O vereador Waldir Canal apresentou o PLL (Projeto de Lei do Legislativo) n° 66/2009 que amplia a Lei do Troco. O Projeto dispõe sobre o fornecimento de troco nos pagamentos efetuados em dinheiro na compra de produtos, na prestação de serviços e no transporte coletivo.
Em Porto Alegre, a “Área Azul” foi instituída pela Lei 6002/87, que cria o estacionamento rotativo, visando uma melhor ordenação dos veículos, democratização do espaço público através da delimitação de tempo de permanência num determinado local da via pública.
Eu concordo com isso. Estacionar em lugares como o centro de Porto Alegre é sempre um exercício de muita paciência. Assim, o centro de Porto Alegre foi tomado por parquímetros – uma maquininha arrecadadora, onde o usuário deposita moedas e recebe um ticket indicando o tempo que deverá permanecer naquela raríssima vaga.
Se o usuário não colocar a moedinha na máquina, não precisa se preocupar. Feche o carro e saia. Na volta encontrará uma multa da EPTC – Empresa Pública de Transporte e Circulação, que, cala a boca de qualquer privatista, pois, diga-se de passagem, é uma Estatal que funciona que é uma beleza.
Eu sou uma pessoa que, mesmo tendo carro, uso o transporte coletivo para ir trabalhar, exceto quando, por algum motivo muito forte, eu necessite sair de carro. Quando o faço, de modo geral, deixo o carro num estacionamento fechado.
Hoje, foi um destes dias. Tive um seminário, para o qual precisei transportar equipamentos. Por isso, fui de carro. Mas, porque tinha que me deslocar por diversas vezes, não o coloquei em estacionamento privado. Encarei a maquininha.
Num destes deslocamentos, tive uma sorte gigantesca e encontrei uma vaga na Rua General João Manoel, entre a Riachuelo e a Rua dos Andradas. Minha permanência seria de, no máximo, uma hora. Talvez, com algum exagero, uma hora e quinze minutos. Acontece, que eu não tinha moedas para colocar na maquininha arrecadadora. Também não queria fechar o carro e sair, para na volta ser vítima da caneta implacável da EPTC.
Então, procurei a pessoa que cuida daquela área, ou seja, aquela que notifica se eu estou cumprindo a Lei da “Área Azul”, ou não. Está aí outra tarefa difícil, encontrar a tal pessoa. Mas, eu estava com sorte, mesmo. Encontrei a moça. Informei para ela que eu tinha apenas uma cédula de R$ 2,00 (dois reais), mas que gostaria de efetuar o pagamento de R$ 1,00 (um real), pois minha permanência seria de apenas uma hora.

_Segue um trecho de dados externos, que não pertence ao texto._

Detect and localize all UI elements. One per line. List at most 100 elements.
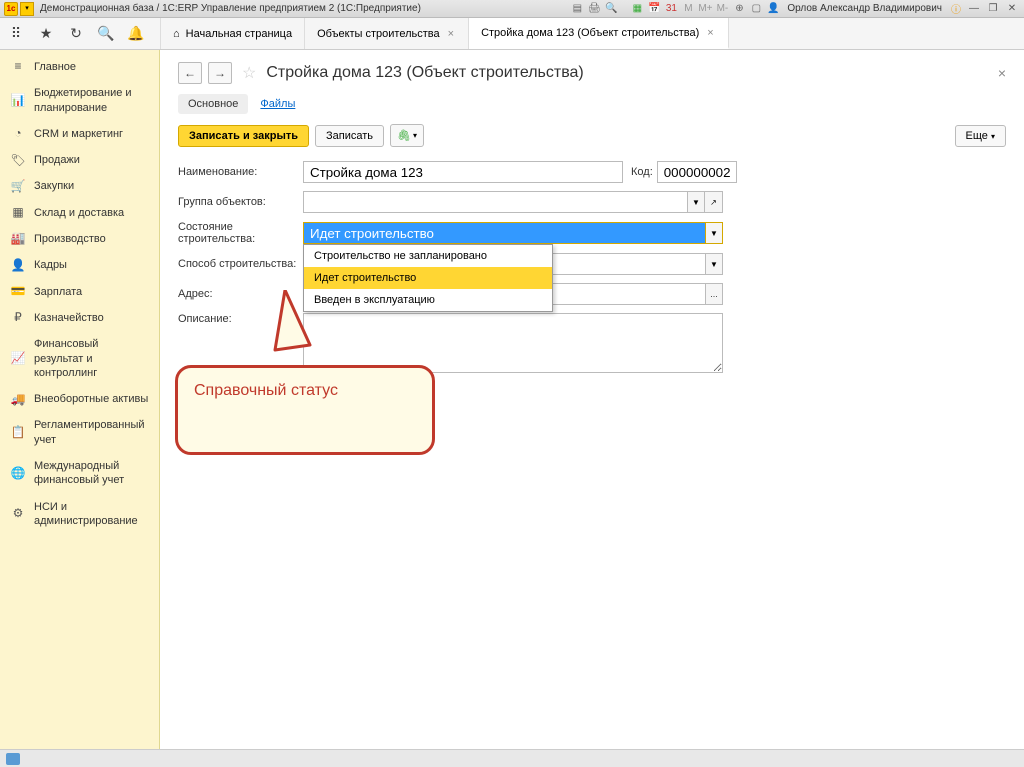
m-icon[interactable]: M: [681, 2, 695, 16]
attach-button[interactable]: 🖇▾: [390, 124, 424, 147]
apps-icon[interactable]: ⠿: [6, 24, 26, 44]
search-icon[interactable]: 🔍: [96, 24, 116, 44]
sidebar-item-label: Регламентированный учет: [34, 418, 149, 447]
maximize-button[interactable]: ❐: [985, 2, 1001, 16]
chevron-down-icon[interactable]: ▼: [705, 222, 723, 244]
gear-icon: ⚙: [10, 507, 26, 521]
person-icon: 👤: [10, 259, 26, 273]
save-close-button[interactable]: Записать и закрыть: [178, 125, 309, 147]
tag-icon: 🏷: [10, 153, 26, 167]
pie-icon: ◔: [10, 127, 26, 141]
calendar-icon[interactable]: 📅: [647, 2, 661, 16]
group-label: Группа объектов:: [178, 196, 303, 208]
cart-icon: 🛒: [10, 180, 26, 194]
sidebar-item-label: Международный финансовый учет: [34, 459, 149, 488]
sidebar-item-admin[interactable]: ⚙ НСИ и администрирование: [0, 494, 159, 535]
chevron-down-icon[interactable]: ▼: [687, 191, 705, 213]
name-input[interactable]: [303, 161, 623, 183]
state-dropdown: Строительство не запланировано Идет стро…: [303, 244, 553, 312]
sep: [621, 2, 627, 16]
user-name: Орлов Александр Владимирович: [787, 3, 942, 14]
page-title: Стройка дома 123 (Объект строительства): [266, 64, 583, 82]
calc-icon[interactable]: ▦: [630, 2, 644, 16]
top-toolbar: ⠿ ★ ↻ 🔍 🔔 ⌂ Начальная страница Объекты с…: [0, 18, 1024, 50]
print-icon[interactable]: 🖨: [587, 2, 601, 16]
minimize-button[interactable]: —: [966, 2, 982, 16]
sidebar-item-warehouse[interactable]: ▦ Склад и доставка: [0, 200, 159, 226]
sidebar-item-label: НСИ и администрирование: [34, 500, 149, 529]
back-button[interactable]: ←: [178, 62, 202, 84]
sidebar-item-label: Продажи: [34, 153, 80, 167]
history-icon[interactable]: ↻: [66, 24, 86, 44]
sidebar-item-label: CRM и маркетинг: [34, 127, 123, 141]
link-icon[interactable]: 🔍: [604, 2, 618, 16]
tab-objects[interactable]: Объекты строительства ×: [305, 18, 469, 49]
m-plus-icon[interactable]: M+: [698, 2, 712, 16]
forward-button[interactable]: →: [208, 62, 232, 84]
sidebar-item-treasury[interactable]: ₽Казначейство: [0, 305, 159, 331]
dropdown-option[interactable]: Введен в эксплуатацию: [304, 289, 552, 311]
sidebar-item-intl[interactable]: 🌐Международный финансовый учет: [0, 453, 159, 494]
code-input[interactable]: [657, 161, 737, 183]
annotation-callout: Справочный статус: [175, 325, 435, 455]
sidebar-item-assets[interactable]: 🚚Внеоборотные активы: [0, 386, 159, 412]
tab-label: Начальная страница: [186, 28, 292, 40]
factory-icon: 🏭: [10, 232, 26, 246]
card-icon: 💳: [10, 285, 26, 299]
sidebar-item-label: Склад и доставка: [34, 206, 124, 220]
window-title: Демонстрационная база / 1С:ERP Управлени…: [40, 3, 570, 14]
app-menu-dropdown[interactable]: ▾: [20, 2, 34, 16]
sidebar-item-label: Финансовый результат и контроллинг: [34, 337, 149, 380]
subtab-files[interactable]: Файлы: [250, 94, 305, 114]
clipboard-icon: 📋: [10, 426, 26, 440]
info-icon[interactable]: ⓘ: [949, 2, 963, 16]
close-icon[interactable]: ×: [446, 28, 456, 40]
sidebar-item-main[interactable]: ≡Главное: [0, 54, 159, 80]
sidebar-item-finance[interactable]: 📈 Финансовый результат и контроллинг: [0, 331, 159, 386]
sidebar-item-label: Кадры: [34, 258, 67, 272]
subtab-main[interactable]: Основное: [178, 94, 248, 114]
sidebar-item-label: Производство: [34, 232, 106, 246]
m-minus-icon[interactable]: M-: [715, 2, 729, 16]
date-icon[interactable]: 31: [664, 2, 678, 16]
open-ref-icon[interactable]: ↗: [705, 191, 723, 213]
sidebar-item-budget[interactable]: 📊Бюджетирование и планирование: [0, 80, 159, 121]
bell-icon[interactable]: 🔔: [126, 24, 146, 44]
state-label: Состояние строительства:: [178, 221, 303, 245]
status-icon[interactable]: [6, 753, 20, 765]
ellipsis-icon[interactable]: …: [705, 283, 723, 305]
state-input[interactable]: [303, 222, 705, 244]
sidebar-item-crm[interactable]: ◔ CRM и маркетинг: [0, 121, 159, 147]
favorite-icon[interactable]: ★: [36, 24, 56, 44]
code-label: Код:: [631, 166, 653, 178]
chart-icon: 📊: [10, 94, 26, 108]
grid-icon: ▦: [10, 206, 26, 220]
close-icon[interactable]: ×: [705, 27, 715, 39]
tab-building[interactable]: Стройка дома 123 (Объект строительства) …: [469, 18, 729, 49]
tab-bar: ⌂ Начальная страница Объекты строительст…: [160, 18, 1024, 49]
sidebar-item-sales[interactable]: 🏷 Продажи: [0, 147, 159, 173]
close-icon[interactable]: ×: [998, 65, 1006, 81]
dropdown-option[interactable]: Строительство не запланировано: [304, 245, 552, 267]
sidebar-item-salary[interactable]: 💳Зарплата: [0, 279, 159, 305]
tab-home[interactable]: ⌂ Начальная страница: [160, 18, 305, 49]
status-bar: [0, 749, 1024, 767]
tab-label: Объекты строительства: [317, 28, 440, 40]
tool-icon[interactable]: ▤: [570, 2, 584, 16]
save-button[interactable]: Записать: [315, 125, 384, 147]
sidebar-item-purchases[interactable]: 🛒 Закупки: [0, 173, 159, 199]
sidebar-item-label: Закупки: [34, 179, 74, 193]
chevron-down-icon[interactable]: ▼: [705, 253, 723, 275]
graph-icon: 📈: [10, 352, 26, 366]
zoom-icon[interactable]: ⊕: [732, 2, 746, 16]
sidebar-item-hr[interactable]: 👤 Кадры: [0, 252, 159, 278]
sidebar-item-production[interactable]: 🏭 Производство: [0, 226, 159, 252]
dropdown-option[interactable]: Идет строительство: [304, 267, 552, 289]
windows-icon[interactable]: ▢: [749, 2, 763, 16]
sidebar-item-regulated[interactable]: 📋 Регламентированный учет: [0, 412, 159, 453]
more-button[interactable]: Еще ▾: [955, 125, 1006, 147]
attach-icon: 🖇: [397, 129, 411, 142]
close-button[interactable]: ✕: [1004, 2, 1020, 16]
favorite-star-icon[interactable]: ☆: [242, 63, 256, 83]
group-input[interactable]: [303, 191, 687, 213]
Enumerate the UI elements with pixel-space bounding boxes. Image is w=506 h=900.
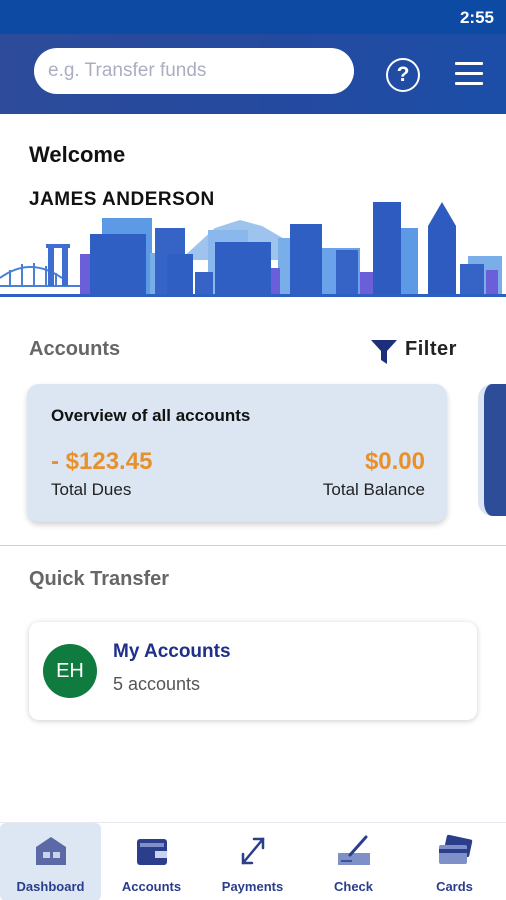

A moça me disse: Então vá procurar troco, pois a máquina só aceita moedas e não dá troco. E nem eu. Se tu quiseres, eu posso colocar os R$ 2,00 (dois reais) com meu cartão, mas troco eu não dou.
A única alternativa foi pagar os R$ 2,00 (dois reais) e utilizar apenas R$ 1,00 (um real).
Olha, eu poderia tecer diversos comentários sobre o assunto. Mas, não vou. Deixo isso para vocês, pois minha esofagite ulcerada se altera com meu estado nervoso.